In the lawsuit, filed in Lehigh County Court, Rozzi describes being sexually abused by the Rev. Edward R. Graff, who served for 45 years, including 35 in the Allentown Diocese. The 2018 grand jury report stated that Graff raped dozens of children. He left the Allentown Diocese in 1988 and in 2002, was charged in in Texas with sexually assaulting a teenage boy. Graff died in jail at age 73 in November 2002.
Rozzi said in his suit that he learned from the grand jury report that church officials knew Graff had a history of sexually abusing children as early as 1986 — about a year after he abused Rozzi — and that Graff was sent to New Mexico for “treatment of undefined but serious conduct" to avoid a scandal.
He also learned, the suit says, that in 1979-80 Graff was put on “sick leave,” which at the time was a common euphemism the church used when a priest was sent for treatment related to sexual abuse.
Rozzi said in the suit that he has mental health issues because of Graff’s abuse, which he alleges church officials could have prevented by warning him and his family about Graff. He is seeking a jury trial and unspecified monetary damages.
“The suppression of the identity of abuser priests was a fraudulent scheme intended to protect the diocese’s interests and their reputation,” the suit states.
Rozzi’s suit is the second in less than a week to be filed against the diocese, pointing to previously unknown facts that came out in the 2018 report.
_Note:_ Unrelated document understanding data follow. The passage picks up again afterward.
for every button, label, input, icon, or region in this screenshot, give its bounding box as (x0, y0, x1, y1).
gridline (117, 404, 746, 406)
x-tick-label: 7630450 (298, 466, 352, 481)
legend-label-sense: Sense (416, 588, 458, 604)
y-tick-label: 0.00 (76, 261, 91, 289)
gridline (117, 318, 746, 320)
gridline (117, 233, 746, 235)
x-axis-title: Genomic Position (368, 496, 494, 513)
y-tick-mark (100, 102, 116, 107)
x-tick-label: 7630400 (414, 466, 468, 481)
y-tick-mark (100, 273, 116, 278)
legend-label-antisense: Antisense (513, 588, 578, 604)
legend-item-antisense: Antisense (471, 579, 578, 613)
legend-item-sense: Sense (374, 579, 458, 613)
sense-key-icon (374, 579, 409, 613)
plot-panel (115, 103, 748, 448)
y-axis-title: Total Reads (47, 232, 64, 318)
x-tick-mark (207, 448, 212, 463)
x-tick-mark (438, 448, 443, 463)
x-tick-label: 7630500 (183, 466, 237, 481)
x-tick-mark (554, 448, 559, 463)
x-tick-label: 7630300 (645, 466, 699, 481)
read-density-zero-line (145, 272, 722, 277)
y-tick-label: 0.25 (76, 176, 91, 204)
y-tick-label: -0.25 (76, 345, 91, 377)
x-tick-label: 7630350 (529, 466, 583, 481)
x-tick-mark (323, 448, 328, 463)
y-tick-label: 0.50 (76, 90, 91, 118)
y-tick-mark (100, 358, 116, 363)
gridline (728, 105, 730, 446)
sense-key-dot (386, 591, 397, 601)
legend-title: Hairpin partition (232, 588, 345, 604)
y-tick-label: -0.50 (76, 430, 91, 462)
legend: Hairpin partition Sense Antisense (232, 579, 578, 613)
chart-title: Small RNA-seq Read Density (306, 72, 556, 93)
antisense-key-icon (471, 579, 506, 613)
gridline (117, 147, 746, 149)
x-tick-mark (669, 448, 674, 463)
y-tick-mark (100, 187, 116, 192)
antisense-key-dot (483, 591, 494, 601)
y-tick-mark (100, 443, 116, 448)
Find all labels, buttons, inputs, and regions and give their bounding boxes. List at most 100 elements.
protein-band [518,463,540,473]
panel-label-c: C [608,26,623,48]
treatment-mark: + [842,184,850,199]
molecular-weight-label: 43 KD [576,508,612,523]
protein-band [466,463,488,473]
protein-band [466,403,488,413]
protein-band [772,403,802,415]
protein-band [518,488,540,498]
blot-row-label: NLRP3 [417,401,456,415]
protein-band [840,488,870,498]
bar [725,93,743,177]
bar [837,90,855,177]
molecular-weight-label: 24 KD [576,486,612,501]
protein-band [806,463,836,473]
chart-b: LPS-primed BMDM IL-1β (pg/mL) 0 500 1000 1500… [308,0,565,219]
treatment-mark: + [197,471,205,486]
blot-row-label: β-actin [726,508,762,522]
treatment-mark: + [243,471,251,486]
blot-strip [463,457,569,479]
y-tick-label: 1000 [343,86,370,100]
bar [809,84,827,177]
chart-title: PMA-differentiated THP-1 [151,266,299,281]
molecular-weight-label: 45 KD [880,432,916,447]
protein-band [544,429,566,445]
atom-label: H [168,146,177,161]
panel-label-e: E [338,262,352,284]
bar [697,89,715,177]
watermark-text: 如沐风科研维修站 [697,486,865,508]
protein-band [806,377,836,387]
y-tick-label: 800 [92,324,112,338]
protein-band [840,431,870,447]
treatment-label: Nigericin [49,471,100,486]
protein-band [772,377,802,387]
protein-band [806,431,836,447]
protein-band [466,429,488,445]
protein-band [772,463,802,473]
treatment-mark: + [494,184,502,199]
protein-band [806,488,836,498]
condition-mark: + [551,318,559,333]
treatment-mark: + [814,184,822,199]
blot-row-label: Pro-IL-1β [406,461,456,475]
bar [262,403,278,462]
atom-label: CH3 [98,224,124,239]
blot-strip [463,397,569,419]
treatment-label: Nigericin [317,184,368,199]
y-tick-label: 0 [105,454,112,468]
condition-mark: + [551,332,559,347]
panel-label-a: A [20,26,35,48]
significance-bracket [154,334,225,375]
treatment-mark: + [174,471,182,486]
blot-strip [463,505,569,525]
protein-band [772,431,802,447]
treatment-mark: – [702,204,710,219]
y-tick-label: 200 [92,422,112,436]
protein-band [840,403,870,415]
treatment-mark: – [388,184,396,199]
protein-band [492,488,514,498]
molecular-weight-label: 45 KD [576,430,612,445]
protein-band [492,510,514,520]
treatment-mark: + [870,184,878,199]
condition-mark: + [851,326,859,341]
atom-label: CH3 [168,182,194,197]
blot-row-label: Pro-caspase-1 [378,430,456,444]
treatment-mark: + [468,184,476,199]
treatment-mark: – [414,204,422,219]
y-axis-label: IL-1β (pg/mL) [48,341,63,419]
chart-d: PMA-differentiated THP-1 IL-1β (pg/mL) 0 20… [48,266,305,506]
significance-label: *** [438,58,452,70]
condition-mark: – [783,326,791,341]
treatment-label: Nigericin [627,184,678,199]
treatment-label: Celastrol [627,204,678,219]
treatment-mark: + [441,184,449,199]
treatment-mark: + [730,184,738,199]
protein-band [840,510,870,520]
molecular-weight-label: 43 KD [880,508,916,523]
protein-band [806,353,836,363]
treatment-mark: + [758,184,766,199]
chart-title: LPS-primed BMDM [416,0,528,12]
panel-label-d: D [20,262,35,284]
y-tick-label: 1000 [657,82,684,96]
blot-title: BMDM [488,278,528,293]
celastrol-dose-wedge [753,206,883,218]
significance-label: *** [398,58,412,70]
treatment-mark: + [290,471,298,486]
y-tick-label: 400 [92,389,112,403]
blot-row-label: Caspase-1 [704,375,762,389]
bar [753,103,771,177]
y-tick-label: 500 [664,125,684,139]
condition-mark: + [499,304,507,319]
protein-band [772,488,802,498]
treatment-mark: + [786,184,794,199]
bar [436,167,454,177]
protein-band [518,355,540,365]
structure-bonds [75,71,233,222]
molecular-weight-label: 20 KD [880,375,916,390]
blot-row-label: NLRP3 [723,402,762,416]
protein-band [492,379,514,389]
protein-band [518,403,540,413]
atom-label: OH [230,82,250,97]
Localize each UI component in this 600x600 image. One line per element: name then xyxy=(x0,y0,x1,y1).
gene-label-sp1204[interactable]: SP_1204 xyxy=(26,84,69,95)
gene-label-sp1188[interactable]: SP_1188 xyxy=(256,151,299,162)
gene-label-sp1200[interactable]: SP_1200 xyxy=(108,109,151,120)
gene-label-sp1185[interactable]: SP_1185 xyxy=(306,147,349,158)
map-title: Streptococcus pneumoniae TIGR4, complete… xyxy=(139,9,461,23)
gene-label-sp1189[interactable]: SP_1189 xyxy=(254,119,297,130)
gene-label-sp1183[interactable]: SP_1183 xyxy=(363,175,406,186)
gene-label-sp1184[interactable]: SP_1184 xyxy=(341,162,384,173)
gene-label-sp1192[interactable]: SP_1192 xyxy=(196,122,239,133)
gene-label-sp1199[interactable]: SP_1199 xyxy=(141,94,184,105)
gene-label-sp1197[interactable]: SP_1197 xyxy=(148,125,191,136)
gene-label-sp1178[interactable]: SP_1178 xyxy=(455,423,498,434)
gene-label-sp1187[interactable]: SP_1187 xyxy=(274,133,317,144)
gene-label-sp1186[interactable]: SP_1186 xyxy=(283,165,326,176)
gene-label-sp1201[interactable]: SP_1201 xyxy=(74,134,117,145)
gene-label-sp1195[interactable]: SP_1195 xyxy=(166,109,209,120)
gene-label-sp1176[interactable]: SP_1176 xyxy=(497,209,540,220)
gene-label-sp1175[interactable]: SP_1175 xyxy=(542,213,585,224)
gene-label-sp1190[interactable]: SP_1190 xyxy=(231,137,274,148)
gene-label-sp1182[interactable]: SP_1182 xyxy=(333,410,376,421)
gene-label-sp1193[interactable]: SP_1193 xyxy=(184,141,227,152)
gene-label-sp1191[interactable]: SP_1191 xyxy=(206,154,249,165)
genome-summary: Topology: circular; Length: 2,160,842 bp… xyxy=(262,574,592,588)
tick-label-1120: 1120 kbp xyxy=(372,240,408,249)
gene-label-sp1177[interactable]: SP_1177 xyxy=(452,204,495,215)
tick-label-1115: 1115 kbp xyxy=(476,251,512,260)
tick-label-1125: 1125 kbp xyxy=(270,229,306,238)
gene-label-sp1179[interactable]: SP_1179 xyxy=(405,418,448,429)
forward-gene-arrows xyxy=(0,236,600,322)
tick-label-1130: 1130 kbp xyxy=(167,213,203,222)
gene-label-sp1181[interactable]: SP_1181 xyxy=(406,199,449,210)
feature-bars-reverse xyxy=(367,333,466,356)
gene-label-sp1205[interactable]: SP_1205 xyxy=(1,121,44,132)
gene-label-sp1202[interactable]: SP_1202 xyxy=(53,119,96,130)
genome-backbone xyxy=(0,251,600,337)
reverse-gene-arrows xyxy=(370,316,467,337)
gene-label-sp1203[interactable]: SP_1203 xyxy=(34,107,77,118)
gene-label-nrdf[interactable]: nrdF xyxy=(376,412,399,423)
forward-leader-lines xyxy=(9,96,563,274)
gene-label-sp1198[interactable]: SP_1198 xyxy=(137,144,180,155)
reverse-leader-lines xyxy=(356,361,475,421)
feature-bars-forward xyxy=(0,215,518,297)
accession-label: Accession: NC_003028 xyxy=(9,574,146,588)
Permitting lawsuits that were previously barred by the statute of limitations was one of the recommendations made by the statewide grand jury, which looked back at abuse claims over seven decades.
Lawmakers in November passed a bill that Rozzi, a Berks County Democrat, sponsored, approving a measure toward a constitutional amendment that would open a two-year window for adult victims to retroactively sue perpetrators and the institutions that protected them. But it would have to be passed again in the next legislative session, which begins in 2021, and then placed on a ballot as a referendum for voters. The earliest that could happen would be November 2021.
In the meantime, many are watching to see what happens with the woman’s lawsuit against the Altoona-Johnstown diocese that Superior Court allowed to move forward.
Renee Rice alleged church leaders conspired to cover up her sexual abuse as a child in the 1970s and 1980s. While the diocese argued that the statute of limitations had expired, Rice’s attorneys countered that she had no way of knowing about the cover-up until she read the grand jury’s report. Superior Court sided with Rice, sending her case back to Blair County Court for trial.
The defendants, three priests and the diocese, appealed to the Pennsylvania Supreme Court, which agreed in March to review the decision.